Finance Division: responsible for the Finance and Tax Bureau's internal fund utilization and management.

Tax Statistics Division: comprising Statistics Section and Receipts Section. Responsible for compiling tax reports and unified management of tax receipts and documentation.

Front-line departments numbered only two:

Collection Division: responsible for tax declaration and collection work within the jurisdiction.

Management Division: responsible for prompting tax reporting and payment, providing feedback on tax assessment situations, and conducting tax law publicity within the jurisdiction.

"Rather top-heavy," Ai Zhixin muttered, studying the plan. "A mass of leaders at the agency level, while those below do all the actual work. Aren't there too many sections?"

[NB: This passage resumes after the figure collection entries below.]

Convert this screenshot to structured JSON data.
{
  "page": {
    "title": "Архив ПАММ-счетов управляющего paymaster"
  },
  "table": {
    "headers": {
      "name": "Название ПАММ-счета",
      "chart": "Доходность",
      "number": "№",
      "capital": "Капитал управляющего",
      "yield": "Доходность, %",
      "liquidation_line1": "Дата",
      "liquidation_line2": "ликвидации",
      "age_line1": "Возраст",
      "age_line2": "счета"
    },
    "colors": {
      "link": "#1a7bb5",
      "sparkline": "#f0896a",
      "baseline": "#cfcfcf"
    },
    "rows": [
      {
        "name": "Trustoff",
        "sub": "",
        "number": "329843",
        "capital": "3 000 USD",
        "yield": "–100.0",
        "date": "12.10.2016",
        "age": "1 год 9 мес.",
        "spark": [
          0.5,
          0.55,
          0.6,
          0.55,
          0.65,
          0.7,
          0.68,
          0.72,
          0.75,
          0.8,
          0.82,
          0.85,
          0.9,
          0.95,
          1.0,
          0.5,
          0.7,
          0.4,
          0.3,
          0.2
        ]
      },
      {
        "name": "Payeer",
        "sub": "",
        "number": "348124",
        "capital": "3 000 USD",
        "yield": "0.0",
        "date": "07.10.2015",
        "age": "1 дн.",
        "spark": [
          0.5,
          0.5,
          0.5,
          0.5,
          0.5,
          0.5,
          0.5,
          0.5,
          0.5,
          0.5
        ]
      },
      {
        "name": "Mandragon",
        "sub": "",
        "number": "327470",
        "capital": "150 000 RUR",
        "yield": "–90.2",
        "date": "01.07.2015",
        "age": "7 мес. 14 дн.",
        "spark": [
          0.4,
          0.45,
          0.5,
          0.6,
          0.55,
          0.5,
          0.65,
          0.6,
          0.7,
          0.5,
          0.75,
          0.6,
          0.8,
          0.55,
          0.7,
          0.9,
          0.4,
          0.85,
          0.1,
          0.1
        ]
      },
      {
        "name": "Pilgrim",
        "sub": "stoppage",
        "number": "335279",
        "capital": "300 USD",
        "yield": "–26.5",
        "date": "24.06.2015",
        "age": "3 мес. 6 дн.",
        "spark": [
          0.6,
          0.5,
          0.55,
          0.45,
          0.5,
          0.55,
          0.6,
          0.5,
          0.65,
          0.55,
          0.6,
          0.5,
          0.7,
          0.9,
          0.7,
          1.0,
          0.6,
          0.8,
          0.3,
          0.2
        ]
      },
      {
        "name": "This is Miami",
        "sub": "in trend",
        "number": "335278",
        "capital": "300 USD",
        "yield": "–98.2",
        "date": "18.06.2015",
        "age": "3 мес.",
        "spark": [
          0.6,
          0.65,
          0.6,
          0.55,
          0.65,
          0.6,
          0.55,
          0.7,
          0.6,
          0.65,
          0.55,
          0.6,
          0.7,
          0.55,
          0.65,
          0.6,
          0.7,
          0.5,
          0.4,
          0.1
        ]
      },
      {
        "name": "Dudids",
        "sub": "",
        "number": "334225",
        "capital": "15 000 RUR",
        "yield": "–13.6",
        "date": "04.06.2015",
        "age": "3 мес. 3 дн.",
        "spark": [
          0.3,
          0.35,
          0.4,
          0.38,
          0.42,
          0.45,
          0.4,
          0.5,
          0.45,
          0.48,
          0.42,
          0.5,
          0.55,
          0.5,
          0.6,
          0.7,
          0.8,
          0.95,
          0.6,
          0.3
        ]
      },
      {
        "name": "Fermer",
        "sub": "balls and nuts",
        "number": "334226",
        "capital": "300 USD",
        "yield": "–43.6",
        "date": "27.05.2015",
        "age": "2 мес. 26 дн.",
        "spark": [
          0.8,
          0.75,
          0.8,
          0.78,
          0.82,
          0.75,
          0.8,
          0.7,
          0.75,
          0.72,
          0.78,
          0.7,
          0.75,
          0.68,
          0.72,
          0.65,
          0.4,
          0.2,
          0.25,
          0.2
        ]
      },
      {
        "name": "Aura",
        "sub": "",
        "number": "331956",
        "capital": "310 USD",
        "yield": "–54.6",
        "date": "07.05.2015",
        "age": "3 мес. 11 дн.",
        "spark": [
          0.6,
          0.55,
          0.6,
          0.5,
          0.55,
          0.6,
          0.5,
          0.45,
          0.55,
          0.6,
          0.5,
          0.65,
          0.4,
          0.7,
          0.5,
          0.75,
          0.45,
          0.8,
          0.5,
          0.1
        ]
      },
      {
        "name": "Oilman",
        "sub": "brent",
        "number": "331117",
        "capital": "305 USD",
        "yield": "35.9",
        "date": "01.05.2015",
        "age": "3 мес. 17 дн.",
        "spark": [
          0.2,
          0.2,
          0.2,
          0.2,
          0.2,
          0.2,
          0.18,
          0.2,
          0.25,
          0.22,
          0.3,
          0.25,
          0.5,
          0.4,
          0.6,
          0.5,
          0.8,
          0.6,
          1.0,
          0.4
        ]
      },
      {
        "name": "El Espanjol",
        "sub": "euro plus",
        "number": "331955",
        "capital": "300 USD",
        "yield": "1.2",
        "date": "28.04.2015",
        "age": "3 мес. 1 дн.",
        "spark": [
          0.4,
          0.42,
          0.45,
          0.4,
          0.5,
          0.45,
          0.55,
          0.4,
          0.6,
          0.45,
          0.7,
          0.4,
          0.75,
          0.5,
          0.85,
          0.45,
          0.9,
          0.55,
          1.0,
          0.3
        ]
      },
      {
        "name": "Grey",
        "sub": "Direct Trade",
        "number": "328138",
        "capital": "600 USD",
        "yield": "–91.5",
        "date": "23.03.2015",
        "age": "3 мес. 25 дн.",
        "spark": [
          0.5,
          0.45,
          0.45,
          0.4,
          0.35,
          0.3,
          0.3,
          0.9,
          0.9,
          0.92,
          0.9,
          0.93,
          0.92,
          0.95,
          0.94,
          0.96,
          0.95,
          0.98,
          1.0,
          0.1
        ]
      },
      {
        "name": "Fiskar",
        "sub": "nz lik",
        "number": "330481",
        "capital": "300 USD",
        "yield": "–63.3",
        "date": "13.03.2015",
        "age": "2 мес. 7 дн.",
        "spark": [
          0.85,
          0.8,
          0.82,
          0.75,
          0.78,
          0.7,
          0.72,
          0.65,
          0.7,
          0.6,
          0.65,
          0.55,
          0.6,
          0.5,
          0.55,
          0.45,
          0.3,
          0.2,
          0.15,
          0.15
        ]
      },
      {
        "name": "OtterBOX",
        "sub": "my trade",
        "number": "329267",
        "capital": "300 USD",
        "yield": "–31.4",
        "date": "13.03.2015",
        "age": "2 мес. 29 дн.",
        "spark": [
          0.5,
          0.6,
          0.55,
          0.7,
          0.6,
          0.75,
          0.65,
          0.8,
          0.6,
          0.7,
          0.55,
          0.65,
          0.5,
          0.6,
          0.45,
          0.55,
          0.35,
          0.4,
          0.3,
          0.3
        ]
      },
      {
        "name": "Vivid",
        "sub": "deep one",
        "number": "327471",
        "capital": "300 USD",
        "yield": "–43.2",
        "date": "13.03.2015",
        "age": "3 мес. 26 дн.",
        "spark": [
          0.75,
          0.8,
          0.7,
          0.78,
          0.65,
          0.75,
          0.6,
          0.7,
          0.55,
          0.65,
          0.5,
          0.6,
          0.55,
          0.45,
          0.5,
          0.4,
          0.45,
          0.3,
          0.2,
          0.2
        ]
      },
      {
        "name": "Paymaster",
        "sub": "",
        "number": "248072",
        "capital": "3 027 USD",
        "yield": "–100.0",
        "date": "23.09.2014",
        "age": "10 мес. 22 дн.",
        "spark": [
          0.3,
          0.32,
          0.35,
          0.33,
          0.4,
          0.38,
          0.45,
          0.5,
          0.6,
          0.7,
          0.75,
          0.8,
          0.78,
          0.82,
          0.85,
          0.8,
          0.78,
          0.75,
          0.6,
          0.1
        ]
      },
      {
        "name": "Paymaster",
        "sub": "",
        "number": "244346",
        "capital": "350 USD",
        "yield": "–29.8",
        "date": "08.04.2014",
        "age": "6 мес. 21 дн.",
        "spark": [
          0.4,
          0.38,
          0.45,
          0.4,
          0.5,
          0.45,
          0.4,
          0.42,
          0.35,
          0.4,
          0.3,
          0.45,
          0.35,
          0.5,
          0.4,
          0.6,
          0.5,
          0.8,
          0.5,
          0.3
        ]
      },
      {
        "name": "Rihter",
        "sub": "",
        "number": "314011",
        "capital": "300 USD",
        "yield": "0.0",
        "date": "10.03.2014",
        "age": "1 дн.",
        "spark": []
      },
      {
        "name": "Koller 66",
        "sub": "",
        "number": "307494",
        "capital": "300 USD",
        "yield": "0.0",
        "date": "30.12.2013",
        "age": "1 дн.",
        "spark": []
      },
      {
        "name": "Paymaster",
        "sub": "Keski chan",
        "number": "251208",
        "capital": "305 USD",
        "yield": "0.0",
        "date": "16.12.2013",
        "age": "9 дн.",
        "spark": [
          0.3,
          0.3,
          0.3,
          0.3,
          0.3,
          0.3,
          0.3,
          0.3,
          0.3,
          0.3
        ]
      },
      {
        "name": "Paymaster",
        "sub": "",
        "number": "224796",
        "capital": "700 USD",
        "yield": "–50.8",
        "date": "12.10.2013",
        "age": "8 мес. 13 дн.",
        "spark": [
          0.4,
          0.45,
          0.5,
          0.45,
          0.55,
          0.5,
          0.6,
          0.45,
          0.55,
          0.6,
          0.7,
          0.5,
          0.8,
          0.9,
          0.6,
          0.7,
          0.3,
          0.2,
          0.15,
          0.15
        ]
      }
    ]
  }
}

"Unavoidable. We can only favor the grassroots in personnel allocation, and compensation must also favor front-line workers." Wang Qiyi shared Ai Zhixin's assessment of this plan. In the old timeline, he too had felt the grassroots were overworked and underappreciated—especially since his own wife served at that level. But now, responsible for top-level design, he recognized that those agency sections proved stubbornly resistant to consolidation or elimination.